The product has been proven in military situations many times over and has already been used six times in Montgomery County. One of those cases was recently when a Porter man who was cutting a tree and had part of it fall and crush part of his leg in the fork of the tree. Medics were forced to remove part of the leg while twenty-feet in the air. In that case tourniquets and Quick Clot proved to be a lifesaver.

“In all six cases, it’s turned out very well for the patient,” Escott said. “I’m confident several would have died without this technology.”

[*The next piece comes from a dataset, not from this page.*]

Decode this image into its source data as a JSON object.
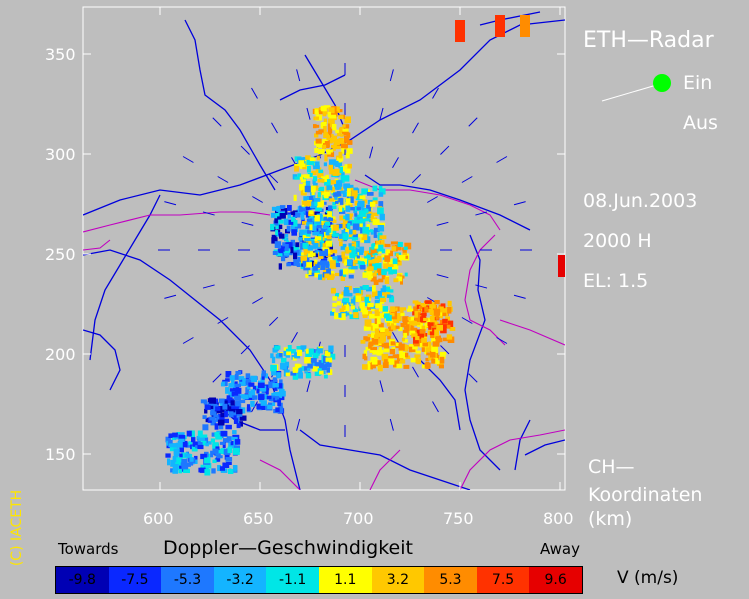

Quik Clot Combat Gauze contains a clay based substance that, when placed on the wound, causes clotting and can “clot off” major arteries, he said. “As far as we know, we were the first in the country to distribute this product to all of our ambulances and we’re working on getting it for first responders.”

While it is expensive compared to traditional gauze, Escott says it is worth the cost because in some cases there is no substitute for it.

He said in situation such as severed limbs, a patient can have a complete blood loss and die, but that does not have to happen with tourniquets and Quik Clot available.

“In the civilian world, we’re still looking at studies to show its effectiveness versus traditional gauze management,” Escott said. “It’s been very effective particularly when patients have a bleeding disorder or are on blood thinners.”